It's official: The Large Hadron Collider helped to find a new particle, and it didn't turn the world inside out. Everybody relax! But history is full of strange experiments that people predicted might bring about the end of the human race... and in some cases, they might actually have had a point.
Here are 10 scientific experiments that people believed — rightly or wrongly — had the potential to wipe out humanity.
Top image: Scorched Earth by Conway on CG Hub.
10. Digging the Kola Superdeep Borehole
Initiated in 1970, this Soviet science experiment sought to drill as deep as possible into the Earth's crust. The borehole on the Kola Peninsula dug to a depth of 12 kilometers into the planet's crust by 1994.
While the Soviets did not encounter the Mole Man during digging, drilling a deep hole into the Earth's crust (which varies from 30 to 50 kilometers in thickness) could have unleashed seismic forces that nobody could control, much like in the Doctor Who story "Inferno," which aired that same year.
9. New Zealand's Tsunami Bomb
Known more for a connection to the Shire than innovation in weapons creation, New Zealand experimented with the use of bombs to create artificial tsunamis, between 1944 and 1945.

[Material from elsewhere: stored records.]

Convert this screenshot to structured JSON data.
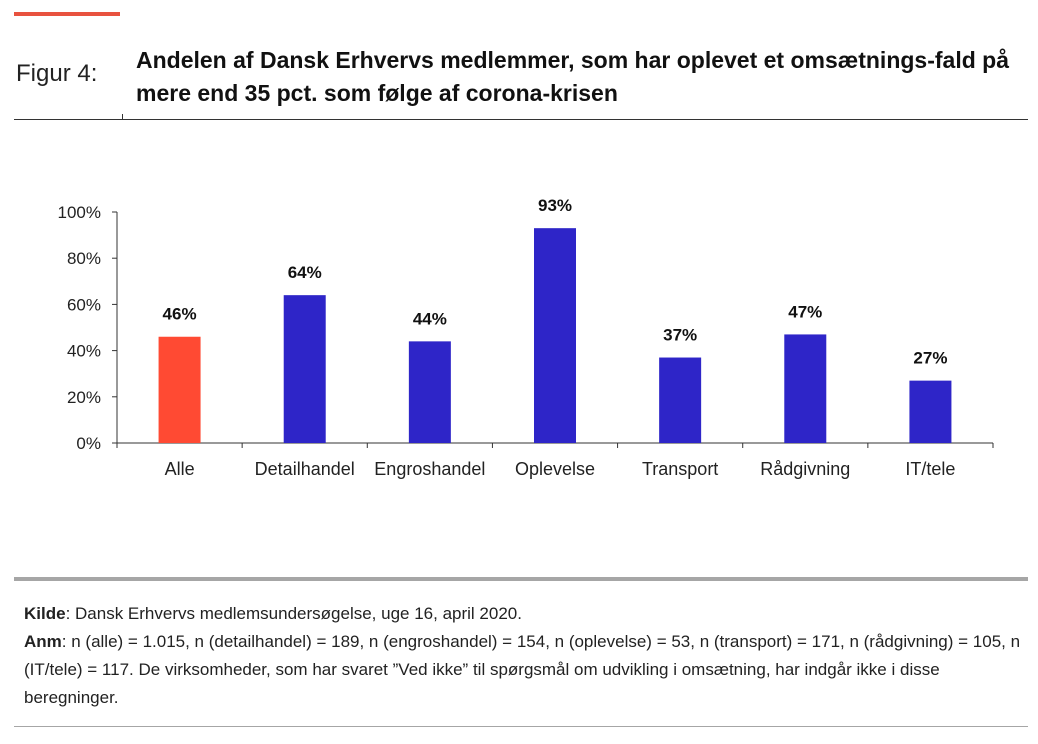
{
  "header": {
    "figure_label": "Figur 4:",
    "title": "Andelen af Dansk Erhvervs medlemmer, som har oplevet et omsætnings-fald på mere end 35 pct. som følge af corona-krisen"
  },
  "chart_data": {
    "type": "bar",
    "categories": [
      "Alle",
      "Detailhandel",
      "Engroshandel",
      "Oplevelse",
      "Transport",
      "Rådgivning",
      "IT/tele"
    ],
    "values": [
      46,
      64,
      44,
      93,
      37,
      47,
      27
    ],
    "data_labels": [
      "46%",
      "64%",
      "44%",
      "93%",
      "37%",
      "47%",
      "27%"
    ],
    "ylim": [
      0,
      100
    ],
    "yticks": [
      "0%",
      "20%",
      "40%",
      "60%",
      "80%",
      "100%"
    ],
    "bar_colors": [
      "#ff4a33",
      "#2e25c8",
      "#2e25c8",
      "#2e25c8",
      "#2e25c8",
      "#2e25c8",
      "#2e25c8"
    ],
    "grid": false,
    "title": "",
    "xlabel": "",
    "ylabel": ""
  },
  "footer": {
    "source_label": "Kilde",
    "source_text": ": Dansk Erhvervs medlemsundersøgelse, uge 16, april 2020.",
    "note_label": "Anm",
    "note_text": ": n (alle) = 1.015, n (detailhandel) = 189, n (engroshandel) = 154, n (oplevelse) = 53, n (transport) = 171, n (rådgivning) = 105, n (IT/tele) = 117. De virksomheder, som har svaret ”Ved ikke” til spørgsmål om udvikling i omsætning, har indgår ikke i disse beregninger."
  },
  "colors": {
    "accent": "#e8523f",
    "highlight_bar": "#ff4a33",
    "bar": "#2e25c8"
  }
}
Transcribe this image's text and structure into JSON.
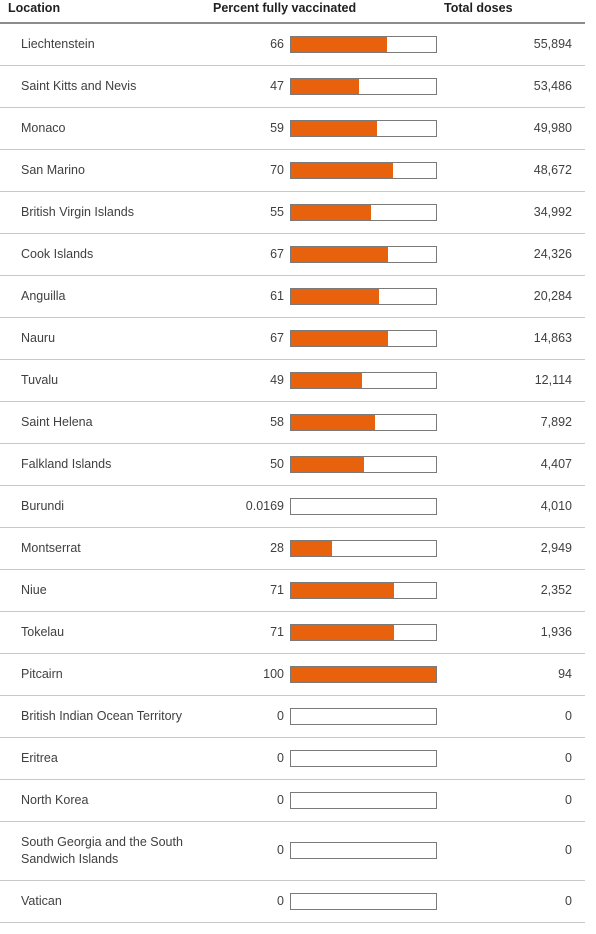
{
  "header": {
    "location": "Location",
    "percent": "Percent fully vaccinated",
    "total": "Total doses"
  },
  "colors": {
    "bar_fill": "#e8620e",
    "bar_border": "#7a7a7a"
  },
  "chart_data": {
    "type": "table",
    "columns": [
      "Location",
      "Percent fully vaccinated",
      "Total doses"
    ],
    "rows": [
      {
        "location": "Liechtenstein",
        "percent_label": "66",
        "percent": 66,
        "total": "55,894"
      },
      {
        "location": "Saint Kitts and Nevis",
        "percent_label": "47",
        "percent": 47,
        "total": "53,486"
      },
      {
        "location": "Monaco",
        "percent_label": "59",
        "percent": 59,
        "total": "49,980"
      },
      {
        "location": "San Marino",
        "percent_label": "70",
        "percent": 70,
        "total": "48,672"
      },
      {
        "location": "British Virgin Islands",
        "percent_label": "55",
        "percent": 55,
        "total": "34,992"
      },
      {
        "location": "Cook Islands",
        "percent_label": "67",
        "percent": 67,
        "total": "24,326"
      },
      {
        "location": "Anguilla",
        "percent_label": "61",
        "percent": 61,
        "total": "20,284"
      },
      {
        "location": "Nauru",
        "percent_label": "67",
        "percent": 67,
        "total": "14,863"
      },
      {
        "location": "Tuvalu",
        "percent_label": "49",
        "percent": 49,
        "total": "12,114"
      },
      {
        "location": "Saint Helena",
        "percent_label": "58",
        "percent": 58,
        "total": "7,892"
      },
      {
        "location": "Falkland Islands",
        "percent_label": "50",
        "percent": 50,
        "total": "4,407"
      },
      {
        "location": "Burundi",
        "percent_label": "0.0169",
        "percent": 0.0169,
        "total": "4,010"
      },
      {
        "location": "Montserrat",
        "percent_label": "28",
        "percent": 28,
        "total": "2,949"
      },
      {
        "location": "Niue",
        "percent_label": "71",
        "percent": 71,
        "total": "2,352"
      },
      {
        "location": "Tokelau",
        "percent_label": "71",
        "percent": 71,
        "total": "1,936"
      },
      {
        "location": "Pitcairn",
        "percent_label": "100",
        "percent": 100,
        "total": "94"
      },
      {
        "location": "British Indian Ocean Territory",
        "percent_label": "0",
        "percent": 0,
        "total": "0"
      },
      {
        "location": "Eritrea",
        "percent_label": "0",
        "percent": 0,
        "total": "0"
      },
      {
        "location": "North Korea",
        "percent_label": "0",
        "percent": 0,
        "total": "0"
      },
      {
        "location": "South Georgia and the South Sandwich Islands",
        "percent_label": "0",
        "percent": 0,
        "total": "0"
      },
      {
        "location": "Vatican",
        "percent_label": "0",
        "percent": 0,
        "total": "0"
      }
    ]
  }
}
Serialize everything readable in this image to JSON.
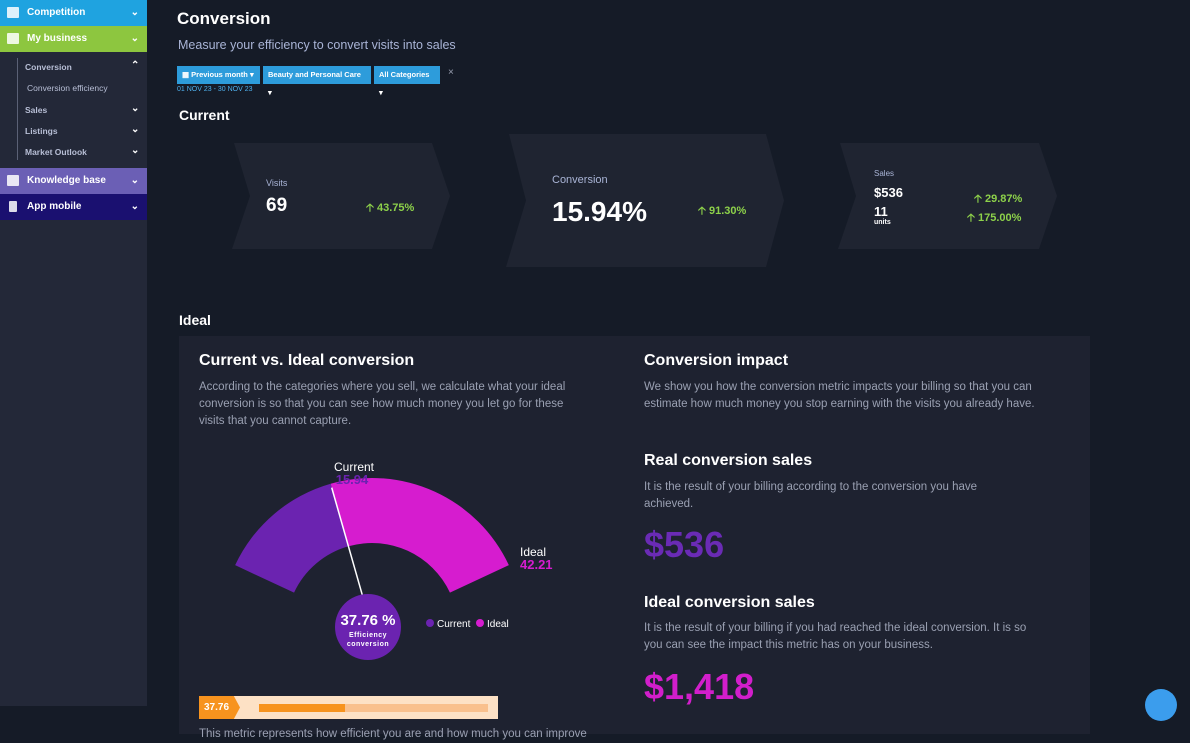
{
  "sidebar": {
    "items": [
      "Competition",
      "My business",
      "Knowledge base",
      "App mobile"
    ],
    "subitems": [
      "Conversion",
      "Conversion efficiency",
      "Sales",
      "Listings",
      "Market Outlook"
    ]
  },
  "header": {
    "title": "Conversion",
    "subtitle": "Measure your efficiency to convert visits into sales",
    "filters": [
      "Previous month",
      "Beauty and Personal Care",
      "All Categories"
    ],
    "date_range": "01 NOV 23 - 30 NOV 23"
  },
  "current": {
    "heading": "Current",
    "visits": {
      "label": "Visits",
      "value": "69",
      "change": "43.75%"
    },
    "conversion": {
      "label": "Conversion",
      "value": "15.94%",
      "change": "91.30%"
    },
    "sales": {
      "label": "Sales",
      "value": "$536",
      "change": "29.87%",
      "units_value": "11",
      "units_label": "units",
      "units_change": "175.00%"
    }
  },
  "ideal": {
    "heading": "Ideal",
    "left": {
      "title": "Current vs. Ideal conversion",
      "text": "According to the categories where you sell, we calculate what your ideal conversion is so that you can see how much money you let go for these visits that you cannot capture.",
      "gauge": {
        "current_label": "Current",
        "current": 15.94,
        "ideal_label": "Ideal",
        "ideal": 42.21,
        "efficiency": {
          "value": 37.76,
          "label": "37.76 %"
        },
        "efficiency_caption": "Efficiency conversion"
      },
      "footer": "This metric represents how efficient you are and how much you can improve"
    },
    "right": {
      "title": "Conversion impact",
      "text": "We show you how the conversion metric impacts your billing so that you can estimate how much money you stop earning with the visits you already have.",
      "real_title": "Real conversion sales",
      "real_text": "It is the result of your billing according to the conversion you have achieved.",
      "real_value": "$536",
      "ideal_title": "Ideal conversion sales",
      "ideal_text": "It is the result of your billing if you had reached the ideal conversion. It is so you can see the impact this metric has on your business.",
      "ideal_value": "$1,418"
    }
  }
}
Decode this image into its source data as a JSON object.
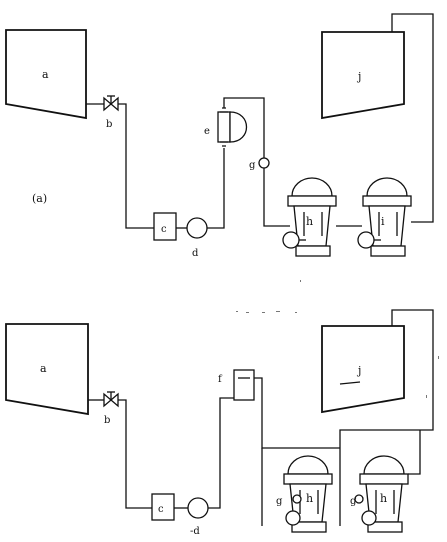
{
  "diagram_a": {
    "part_label": "(a)",
    "labels": {
      "a": "a",
      "b": "b",
      "c": "c",
      "d": "d",
      "e": "e",
      "g": "g",
      "h": "h",
      "i": "i",
      "j": "j"
    }
  },
  "diagram_b": {
    "labels": {
      "a": "a",
      "b": "b",
      "c": "c",
      "d": "-d",
      "f": "f",
      "g1": "g",
      "h1": "h",
      "g2": "g",
      "h2": "h",
      "j": "j"
    }
  }
}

By strategically placing bombs, the military scientists behind New Zealand's Project Seal believed they could divert explosive energy through water, causing tsunamis and tidal waves. After thousands of test explosions, New Zealand ceased experimentation, because military scientists kept having trouble with funneling the explosive energy in a horizontal direction. If New Zealand's tsunami bomb experiments had been successful, tsunami creation could have gone mainstream — allowing anyone with a conventional explosive device to create widespread chaos and death with ease.
8. Operation Cirrus
In the late 1940s, the United States attempted to divert the path of hurricanes by seeding the storms with dry ice. After scientists poured 180 pounds of dry ice into a hurricane moving east into the Atlantic Ocean, the hurricane made an extremely unpredictable move — and changed directions. The hurricane collided with the town of Savannah, Georgia — no stranger to unusual government intrusions , killing at least one person and causing over $200 million in damage.